The view from the Eiffel Tower
Next was Paris. This city was beautiful! Ironically, the people here are extremely RUDE! Almost everybody was really moody, not friendly, etc. They would shove you around in the train station and roll their eyes all the time – I couldn’t believe some of it! But the Eiffel Tower, of course, was GREAT! It was one of my favorite things in Europe. We went to the very top and got a great view of the whole city. It was so cold and windy up there, though, because it was so high up, but definitely worth it! I couldn’t believe that the tower was originally going to be torn down. Apparently it was built for an international convention and they were going to tear it down afterward, but decided to keep it around as a landmark. (Good thing, right?)

We also went to Notre Dame, which had amazing architecture, and some art museums, and the Louvre. The Louvre has the most art and history in it than anything I’ve ever seen. This museum is intense – you could spend a week here and not get bored. I couldn’t wrap my mind around some of it though. Some sculptures were deemed masterpieces, and others were more mediocre, but they would look like the same thing to me … or very similar at least. The definition of art is really in the eye of the beholder, if you ask me. The Mona Lisa was this tiny little painting, while others were much more impressive to me (I think it’s the story behind the work and the age and the history behind it that affect its status as “great art” – explaining why the Mona Lisa is “kind of a big deal”).

Who loves London?
We saved the best for last. London was my favorite. Laura and I were here for 3 days and stayed with Patrick’s family in Paddington (like Paddington Bear J ). First, this was the most hospitable family I’ve ever met. I cannot tell you all how nice it was to be living with a family again. It made me miss my fam a lot! But back to London – it is the best place EVER!!! – outside of Texas of course ;)

There are palaces and beautiful parks everywhere. And the people are so friendly and generally nice. Not to mention it was nice to hear English spoken for the first time in so long. We had afternoon tea, coffee, saw loads of castles and palaces (Buckingham, Kensington – where Princess Diana lived, the Tower of London, etc), Big Ben, London Bridge, Shakespeare theaters, Westminster Abbey (my favorite place in London – this place was packed with history- there are so many famous people buried here. Basically any famous British person is recognized here – including kings, queens, poets, authors, scientists).

And (drum roll) … I SAW WICKED!! Wicked the musical was being performed live in London, which is supposedly the best place in the world to see musicals, so I went! It was so good I got goose bumps whenever the main character would sing – and I’ve been listening to the soundtrack ever since. But London is by far the most expensive place I’ve ever been. The pound and dollar are not getting along very well. Things here cost at least twice as much as they would in America. Living in a very small apartment costs over 1 million dollars. Crazy, right?
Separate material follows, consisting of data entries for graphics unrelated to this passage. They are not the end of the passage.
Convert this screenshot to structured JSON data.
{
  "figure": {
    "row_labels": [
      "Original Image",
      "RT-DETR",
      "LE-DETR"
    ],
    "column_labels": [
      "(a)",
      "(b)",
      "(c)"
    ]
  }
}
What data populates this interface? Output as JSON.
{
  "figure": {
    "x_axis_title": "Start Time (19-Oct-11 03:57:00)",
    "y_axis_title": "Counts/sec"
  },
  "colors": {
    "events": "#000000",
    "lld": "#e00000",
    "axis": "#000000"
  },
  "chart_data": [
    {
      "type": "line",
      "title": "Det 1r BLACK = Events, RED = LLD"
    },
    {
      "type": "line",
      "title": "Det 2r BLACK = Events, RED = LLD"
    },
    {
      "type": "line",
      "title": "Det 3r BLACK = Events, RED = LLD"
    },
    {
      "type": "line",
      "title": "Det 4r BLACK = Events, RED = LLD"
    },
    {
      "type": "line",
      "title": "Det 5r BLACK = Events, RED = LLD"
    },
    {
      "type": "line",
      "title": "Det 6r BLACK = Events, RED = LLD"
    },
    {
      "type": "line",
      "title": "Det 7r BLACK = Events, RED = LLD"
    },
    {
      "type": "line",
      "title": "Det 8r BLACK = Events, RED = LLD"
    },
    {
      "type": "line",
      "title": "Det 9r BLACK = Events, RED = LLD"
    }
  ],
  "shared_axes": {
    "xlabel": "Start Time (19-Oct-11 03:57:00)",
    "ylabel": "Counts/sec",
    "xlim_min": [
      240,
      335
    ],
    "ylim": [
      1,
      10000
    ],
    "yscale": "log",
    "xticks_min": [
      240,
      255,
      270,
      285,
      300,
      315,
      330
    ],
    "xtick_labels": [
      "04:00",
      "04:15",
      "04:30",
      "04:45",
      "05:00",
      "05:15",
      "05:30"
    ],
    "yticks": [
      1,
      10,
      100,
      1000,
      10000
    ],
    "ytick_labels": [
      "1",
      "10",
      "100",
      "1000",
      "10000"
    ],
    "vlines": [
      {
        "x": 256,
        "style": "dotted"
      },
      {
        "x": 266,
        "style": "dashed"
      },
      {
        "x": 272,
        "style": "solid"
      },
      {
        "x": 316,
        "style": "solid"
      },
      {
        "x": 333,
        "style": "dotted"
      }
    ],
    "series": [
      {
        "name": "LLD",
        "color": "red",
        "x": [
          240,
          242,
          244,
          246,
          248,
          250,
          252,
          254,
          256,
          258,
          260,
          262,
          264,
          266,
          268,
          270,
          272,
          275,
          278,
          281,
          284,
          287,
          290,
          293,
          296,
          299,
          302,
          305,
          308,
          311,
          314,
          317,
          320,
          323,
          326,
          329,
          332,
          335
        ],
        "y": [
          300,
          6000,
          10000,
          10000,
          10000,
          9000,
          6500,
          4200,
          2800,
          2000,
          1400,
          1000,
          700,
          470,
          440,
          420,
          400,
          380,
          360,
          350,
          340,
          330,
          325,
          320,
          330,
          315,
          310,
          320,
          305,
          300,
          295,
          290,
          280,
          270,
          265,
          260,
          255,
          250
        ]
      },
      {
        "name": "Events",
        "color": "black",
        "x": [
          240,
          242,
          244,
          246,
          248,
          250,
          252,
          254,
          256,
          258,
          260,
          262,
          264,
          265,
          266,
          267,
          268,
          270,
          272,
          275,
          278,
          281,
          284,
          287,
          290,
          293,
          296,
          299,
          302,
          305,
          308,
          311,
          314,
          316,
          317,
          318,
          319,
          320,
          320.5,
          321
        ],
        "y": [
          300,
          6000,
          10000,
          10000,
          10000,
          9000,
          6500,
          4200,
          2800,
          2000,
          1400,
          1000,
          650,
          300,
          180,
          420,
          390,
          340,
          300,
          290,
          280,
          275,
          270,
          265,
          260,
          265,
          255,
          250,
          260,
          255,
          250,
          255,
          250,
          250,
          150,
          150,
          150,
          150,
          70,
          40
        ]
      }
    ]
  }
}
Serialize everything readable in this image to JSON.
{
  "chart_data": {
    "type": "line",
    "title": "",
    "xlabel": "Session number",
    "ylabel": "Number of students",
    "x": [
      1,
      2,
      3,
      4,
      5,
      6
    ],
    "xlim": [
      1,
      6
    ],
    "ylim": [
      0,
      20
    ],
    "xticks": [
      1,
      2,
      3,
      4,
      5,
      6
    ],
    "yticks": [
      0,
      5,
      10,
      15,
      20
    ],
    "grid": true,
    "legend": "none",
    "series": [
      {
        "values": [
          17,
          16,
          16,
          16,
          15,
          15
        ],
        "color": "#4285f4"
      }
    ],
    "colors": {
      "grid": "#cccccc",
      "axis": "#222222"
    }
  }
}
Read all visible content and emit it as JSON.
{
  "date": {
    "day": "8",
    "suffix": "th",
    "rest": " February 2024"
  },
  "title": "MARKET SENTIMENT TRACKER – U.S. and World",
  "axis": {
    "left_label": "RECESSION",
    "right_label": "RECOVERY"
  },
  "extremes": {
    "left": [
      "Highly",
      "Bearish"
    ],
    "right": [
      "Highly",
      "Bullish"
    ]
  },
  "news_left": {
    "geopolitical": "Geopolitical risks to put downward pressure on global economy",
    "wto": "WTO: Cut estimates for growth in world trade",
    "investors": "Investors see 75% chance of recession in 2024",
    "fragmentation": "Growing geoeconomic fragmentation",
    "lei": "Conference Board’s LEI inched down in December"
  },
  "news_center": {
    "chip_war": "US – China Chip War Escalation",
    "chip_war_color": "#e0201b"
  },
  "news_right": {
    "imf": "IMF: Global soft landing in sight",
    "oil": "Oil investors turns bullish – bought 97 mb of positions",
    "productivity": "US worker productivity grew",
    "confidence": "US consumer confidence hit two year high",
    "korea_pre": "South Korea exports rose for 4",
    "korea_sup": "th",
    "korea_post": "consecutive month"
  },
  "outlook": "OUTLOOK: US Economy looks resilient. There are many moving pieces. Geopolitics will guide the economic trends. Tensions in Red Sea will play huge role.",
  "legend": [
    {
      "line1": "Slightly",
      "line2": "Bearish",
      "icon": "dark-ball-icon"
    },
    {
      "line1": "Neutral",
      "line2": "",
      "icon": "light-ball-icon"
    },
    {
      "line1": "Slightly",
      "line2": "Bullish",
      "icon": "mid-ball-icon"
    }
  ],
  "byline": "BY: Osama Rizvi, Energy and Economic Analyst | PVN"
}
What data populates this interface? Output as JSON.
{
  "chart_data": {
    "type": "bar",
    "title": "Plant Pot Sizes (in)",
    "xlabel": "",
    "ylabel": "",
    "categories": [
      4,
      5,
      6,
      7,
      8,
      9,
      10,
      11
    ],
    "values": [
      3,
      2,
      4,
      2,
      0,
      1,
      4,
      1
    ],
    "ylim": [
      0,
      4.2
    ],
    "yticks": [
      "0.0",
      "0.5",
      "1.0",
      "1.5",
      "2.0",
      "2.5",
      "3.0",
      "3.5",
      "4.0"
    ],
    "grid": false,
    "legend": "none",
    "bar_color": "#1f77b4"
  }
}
Overall, I was amazed at how much history is steeped in religion, and how ornately things were done back in the day. There were enormous shrines built to heroes, and monuments from regimes or dynasties built all over the place – whereas today there seems to be less of that. It also seems that, historically, there was less attention to the lower and middle class than today in Europe (where there’s a lot of socialism today). Also, Europe has amazing public transportation – that’s all I used this last month and it was great.

Now I’m back in Denmark for a few days before classes start. It’s a big shock to have so many tests and papers looming on the horizon – I’ve been on a monthlong vacation! So, our teachers are really packing alot into school when we go back. And winter soccer season is starting up again, so that will be fun, but keep me busy along with my five term papers that I need to start!